After I said my last goodbyes to my dad who I would not see again for 7 months, I was taken back to my unit. I instantly smelled an odor of urine that was extremely strong but so constant. I eventually became nose blind to it over my time there. The first red flag was the lack of action towards the psychosomatic seizures I experienced. They were blown off as “faked for attention” the same day I arrived.
The night I arrived, I got my first experience with verbal abuse towards me and the other residents as one of the staff screamed for no justified reason throughout the night. This same staff would later turn out to do this on a daily basis. My personal belongings were misplaced for nearly 48 hours, meaning I was in the same clothes that entire time. I was threatened to be dragged out of my bed by one of the therapists the next morning when I refused to get up. I was told by a nurse that I smelled horrible and that my family couldn’t handle me or they wouldn’t have sent me.
Within my first week, a nurse screamed at all of us who were refusing to go to class that we were “not smart enough” to not go to school and we wouldn’t get anywhere in life if we kept acting like that. She said it in the most degrading way it could have been stated. I was later escorted into a hallway and restrained in the CPI control position for “being disruptive” for simply having a difficult time and quietly refusing to go to my room.
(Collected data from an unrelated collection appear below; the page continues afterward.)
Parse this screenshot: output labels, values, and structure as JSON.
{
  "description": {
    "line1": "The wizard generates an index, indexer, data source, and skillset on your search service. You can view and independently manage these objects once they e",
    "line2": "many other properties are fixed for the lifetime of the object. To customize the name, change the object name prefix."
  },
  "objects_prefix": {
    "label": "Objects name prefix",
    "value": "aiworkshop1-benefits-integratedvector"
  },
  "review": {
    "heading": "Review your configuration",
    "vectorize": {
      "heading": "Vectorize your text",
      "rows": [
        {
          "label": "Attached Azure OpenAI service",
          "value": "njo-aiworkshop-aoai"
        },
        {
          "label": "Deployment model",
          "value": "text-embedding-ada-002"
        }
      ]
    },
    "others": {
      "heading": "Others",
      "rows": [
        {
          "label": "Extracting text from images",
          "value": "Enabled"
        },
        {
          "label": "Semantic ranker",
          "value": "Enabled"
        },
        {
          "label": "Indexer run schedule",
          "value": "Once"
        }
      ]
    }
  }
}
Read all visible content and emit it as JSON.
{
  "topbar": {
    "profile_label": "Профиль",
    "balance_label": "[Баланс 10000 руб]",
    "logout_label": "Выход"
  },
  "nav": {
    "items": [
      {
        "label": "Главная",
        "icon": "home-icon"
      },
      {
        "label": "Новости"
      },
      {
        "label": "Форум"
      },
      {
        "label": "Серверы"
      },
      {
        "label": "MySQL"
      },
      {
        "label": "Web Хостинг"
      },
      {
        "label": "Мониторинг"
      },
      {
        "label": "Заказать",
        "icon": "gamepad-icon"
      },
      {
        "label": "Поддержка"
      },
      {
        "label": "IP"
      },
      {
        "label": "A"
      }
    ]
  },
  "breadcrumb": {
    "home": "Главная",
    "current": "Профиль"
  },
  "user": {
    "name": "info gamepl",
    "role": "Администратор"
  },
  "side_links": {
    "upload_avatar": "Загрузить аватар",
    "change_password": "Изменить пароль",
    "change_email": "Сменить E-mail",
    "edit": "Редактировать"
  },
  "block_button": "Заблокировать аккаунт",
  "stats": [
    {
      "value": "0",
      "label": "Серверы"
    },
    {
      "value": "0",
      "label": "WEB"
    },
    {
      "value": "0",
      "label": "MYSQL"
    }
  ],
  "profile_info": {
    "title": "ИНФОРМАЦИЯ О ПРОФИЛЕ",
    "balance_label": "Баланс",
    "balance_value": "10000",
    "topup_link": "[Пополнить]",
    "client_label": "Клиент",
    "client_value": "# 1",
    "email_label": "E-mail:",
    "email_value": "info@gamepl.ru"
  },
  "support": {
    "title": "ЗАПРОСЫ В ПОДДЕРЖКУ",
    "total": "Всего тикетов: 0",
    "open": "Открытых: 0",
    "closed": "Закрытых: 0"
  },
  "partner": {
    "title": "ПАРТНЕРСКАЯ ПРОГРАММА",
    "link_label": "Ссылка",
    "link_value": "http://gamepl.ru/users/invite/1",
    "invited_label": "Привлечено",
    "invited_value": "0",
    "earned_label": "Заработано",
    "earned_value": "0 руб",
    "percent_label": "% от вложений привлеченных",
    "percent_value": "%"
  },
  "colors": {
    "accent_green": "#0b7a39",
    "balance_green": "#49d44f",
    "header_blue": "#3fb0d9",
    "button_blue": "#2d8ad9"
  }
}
I was neither a threat to myself or others.
The control position restraint puts so much pressure on your stomach it is commonplace for people to pee, throw up, and sometimes even poop themselves. Many staff would use the threat of restraints as a way to keep unwanted behavior in check saying they could restrain us for “whatever they wanted” and when in restraints could be heard saying to “press harder” when the resident wasn’t being as compliant as they wished. Throughout my eight months there I was called attention-seeking for having seizures, having panic attacks, self-harming, and at one point managing a pretty serious attempt at my own life.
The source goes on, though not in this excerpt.